I was quite saddened by Gabriel Rockhill's article 'Why We Never Die' (Opinion Pages 29th August), his atheist and materialist reflections about existential angst, and found the description of his inability to console his little son truly heartbreaking. Rockhill's opinion about the end of human life excludes all possibility of an afterlife and the survival of consciousness, which seems rather a reflection of our empty, confused times than in any sense capturing reality. Consciousness is still an entirely mysterious phenomenon, and cannot even be described by science, in spite of the great recent advances of neurobiology. We don't know how consciousness is connected to the physical tissue of the brain and via the brain to the body. The 'I' as we experience it, is both consciousness (including emotion) and body, as a synthesis, but how that works, has not become any closer to understanding since Plato.  

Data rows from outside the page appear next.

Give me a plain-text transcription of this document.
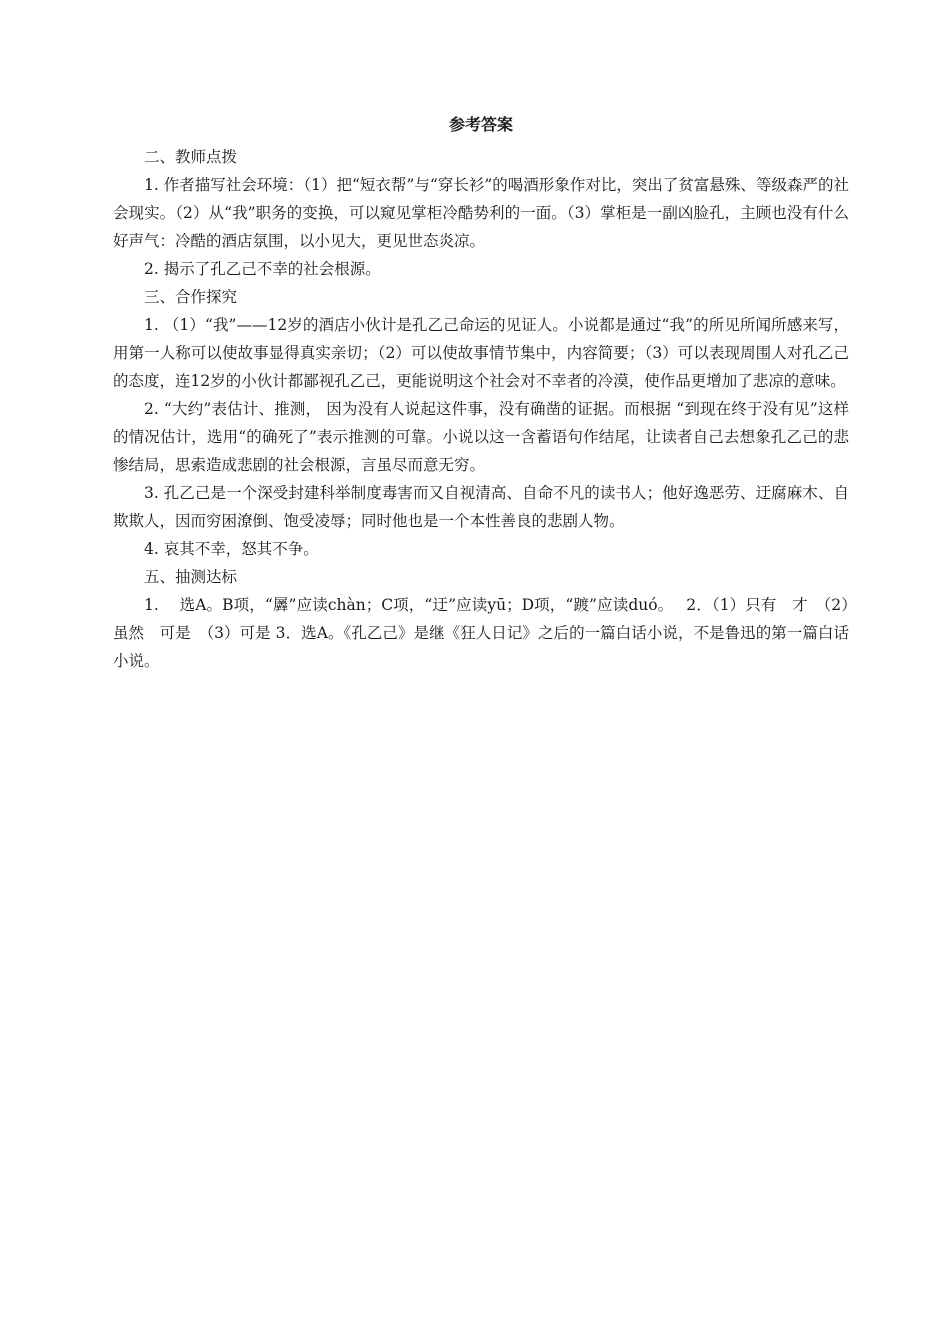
参考答案

二、教师点拨

1. 作者描写社会环境：（1）把“短衣帮”与“穿长衫”的喝酒形象作对比，突出了贫富悬殊、等级森严的社会现实。（2）从“我”职务的变换，可以窥见掌柜冷酷势利的一面。（3）掌柜是一副凶脸孔，主顾也没有什么好声气：冷酷的酒店氛围，以小见大，更见世态炎凉。

2. 揭示了孔乙己不幸的社会根源。

三、合作探究

1. （1）“我”——12岁的酒店小伙计是孔乙己命运的见证人。小说都是通过“我”的所见所闻所感来写，用第一人称可以使故事显得真实亲切；（2）可以使故事情节集中，内容简要；（3）可以表现周围人对孔乙己的态度，连12岁的小伙计都鄙视孔乙己，更能说明这个社会对不幸者的冷漠，使作品更增加了悲凉的意味。

2. “大约”表估计、推测， 因为没有人说起这件事，没有确凿的证据。而根据 “到现在终于没有见”这样的情况估计，选用“的确死了”表示推测的可靠。小说以这一含蓄语句作结尾，让读者自己去想象孔乙己的悲惨结局，思索造成悲剧的社会根源，言虽尽而意无穷。

3. 孔乙己是一个深受封建科举制度毒害而又自视清高、自命不凡的读书人；他好逸恶劳、迂腐麻木、自欺欺人，因而穷困潦倒、饱受凌辱；同时他也是一个本性善良的悲剧人物。

4. 哀其不幸，怒其不争。

五、抽测达标

1.　 选A。B项，“羼”应读chàn；C项，“迂”应读yū；D项，“踱”应读duó。　 2．（1）只有　才　（2）虽然　可是　（3）可是 3．选A。《孔乙己》是继《狂人日记》之后的一篇白话小说，不是鲁迅的第一篇白话小说。
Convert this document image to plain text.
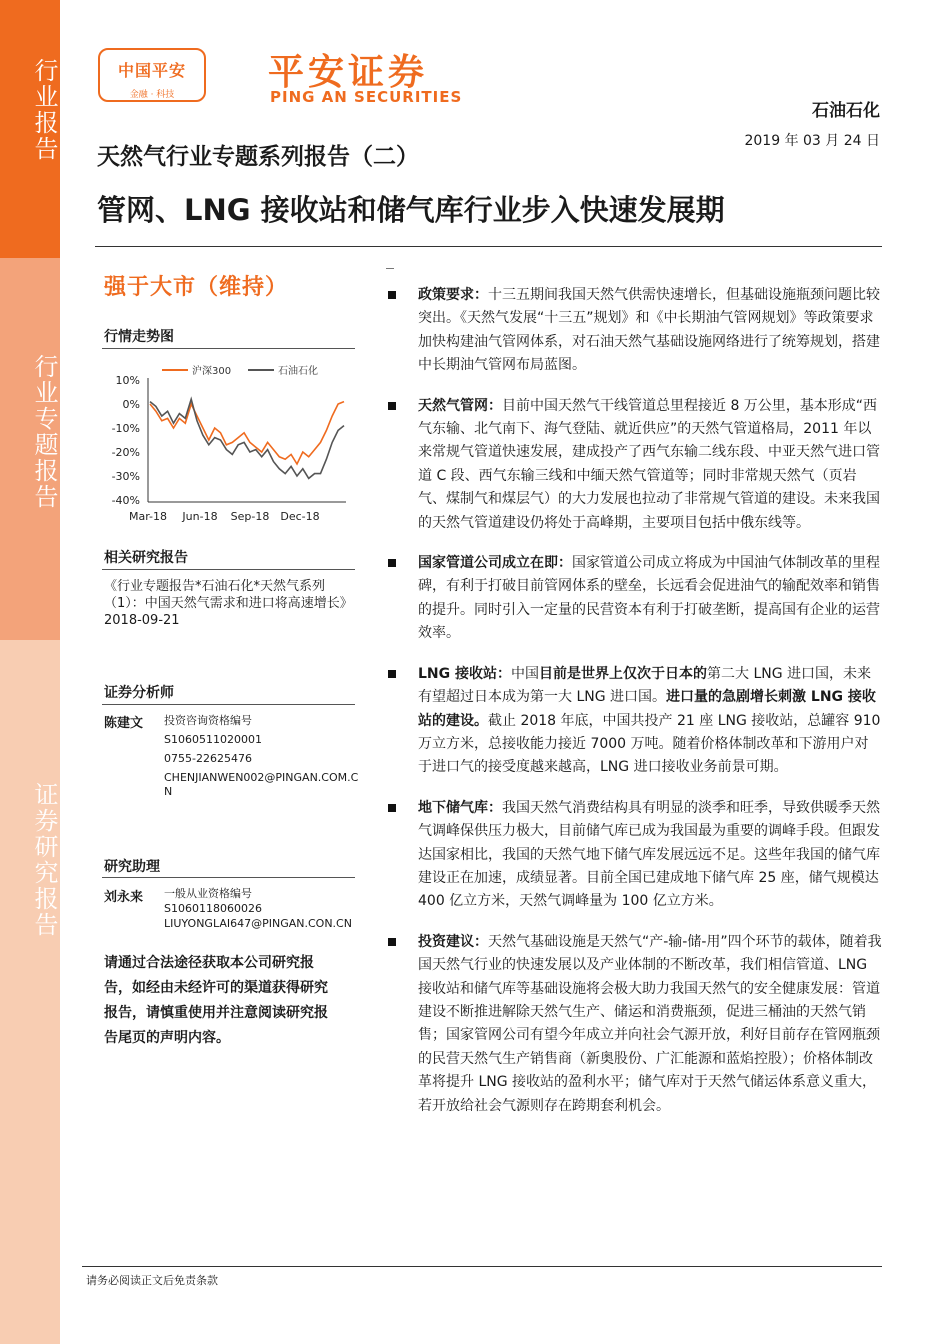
行业报告
行业专题报告
证券研究报告
中国平安
金融 · 科技
平安证券
PING AN SECURITIES
石油石化
2019 年 03 月 24 日
天然气行业专题系列报告（二）
管网、LNG 接收站和储气库行业步入快速发展期
强于大市（维持）
行情走势图
10%
0%
-10%
-20%
-30%
-40%
Mar-18 Jun-18 Sep-18 Dec-18
沪深300	石油石化
相关研究报告
《行业专题报告*石油石化*天然气系列（1）：中国天然气需求和进口将高速增长》 2018-09-21
证券分析师
陈建文 投资咨询资格编号
S1060511020001
0755-22625476
CHENJIANWEN002@PINGAN.COM.CN
研究助理
刘永来 一般从业资格编号
S1060118060026
LIUYONGLAI647@PINGAN.CON.CN
请通过合法途径获取本公司研究报告，如经由未经许可的渠道获得研究报告，请慎重使用并注意阅读研究报告尾页的声明内容。
政策要求：十三五期间我国天然气供需快速增长，但基础设施瓶颈问题比较突出。《天然气发展“十三五”规划》和《中长期油气管网规划》等政策要求加快构建油气管网体系，对石油天然气基础设施网络进行了统筹规划，搭建中长期油气管网布局蓝图。
天然气管网：目前中国天然气干线管道总里程接近 8 万公里，基本形成“西气东输、北气南下、海气登陆、就近供应”的天然气管道格局，2011 年以来常规气管道快速发展，建成投产了西气东输二线东段、中亚天然气进口管道 C 段、西气东输三线和中缅天然气管道等；同时非常规天然气（页岩气、煤制气和煤层气）的大力发展也拉动了非常规气管道的建设。未来我国的天然气管道建设仍将处于高峰期，主要项目包括中俄东线等。
国家管道公司成立在即：国家管道公司成立将成为中国油气体制改革的里程碑，有利于打破目前管网体系的壁垒，长远看会促进油气的输配效率和销售的提升。同时引入一定量的民营资本有利于打破垄断，提高国有企业的运营效率。
LNG 接收站：中国目前是世界上仅次于日本的第二大 LNG 进口国，未来有望超过日本成为第一大 LNG 进口国。进口量的急剧增长刺激 LNG 接收站的建设。截止 2018 年底，中国共投产 21 座 LNG 接收站，总罐容 910 万立方米，总接收能力接近 7000 万吨。随着价格体制改革和下游用户对于进口气的接受度越来越高，LNG 进口接收业务前景可期。
地下储气库：我国天然气消费结构具有明显的淡季和旺季，导致供暖季天然气调峰保供压力极大，目前储气库已成为我国最为重要的调峰手段。但跟发达国家相比，我国的天然气地下储气库发展远远不足。这些年我国的储气库建设正在加速，成绩显著。目前全国已建成地下储气库 25 座，储气规模达 400 亿立方米，天然气调峰量为 100 亿立方米。
投资建议：天然气基础设施是天然气“产-输-储-用”四个环节的载体，随着我国天然气行业的快速发展以及产业体制的不断改革，我们相信管道、LNG 接收站和储气库等基础设施将会极大助力我国天然气的安全健康发展：管道建设不断推进解除天然气生产、储运和消费瓶颈，促进三桶油的天然气销售；国家管网公司有望今年成立并向社会气源开放，利好目前存在管网瓶颈的民营天然气生产销售商（新奥股份、广汇能源和蓝焰控股）；价格体制改革将提升 LNG 接收站的盈利水平；储气库对于天然气储运体系意义重大，若开放给社会气源则存在跨期套利机会。
请务必阅读正文后免责条款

The reality is, that we don't know what we still cannot know. It would be very hard to explain to a person in the 17th century what radio waves are, or what the internet is, or how a telephone works, because his world view would not have an appropriate receptive framework to take-in any such information and he would consider such stories entirely metaphysical. There exist a wide range of human experiences which are generally considered 'paranormal' and scientifically impossible, in spite of recent theories about space-time which unscrew the idea that these properties are fixed, immovable entities. It is possible to look, in the early morning, on the alarm clock, seeing it's five minutes past 8, sleep-in again, and experience a clear dream sequence with a narrative that - in terms of subjective experience - stretches over a time span of half an hour, and would take at least 20 minutes to verbalize all its occurrances, and then wake-up again and notice that it is only 10 minutes past 8. As long as human consciousness is so unexplained, the possibility of its existence independent from the body is simply a viable option, with the consequence that some articles of religious faith may be true, including the existence of other worlds which we may suspect or wish but cannot know. It seems therefore much better to take the risk that we survive death, than the opposite, since in the latter case if we are still there to find-out our mistake, we will profoundly and bitterly regret the missed opportunities to improve our lives and to console and reassure our children when they agonize in the dark.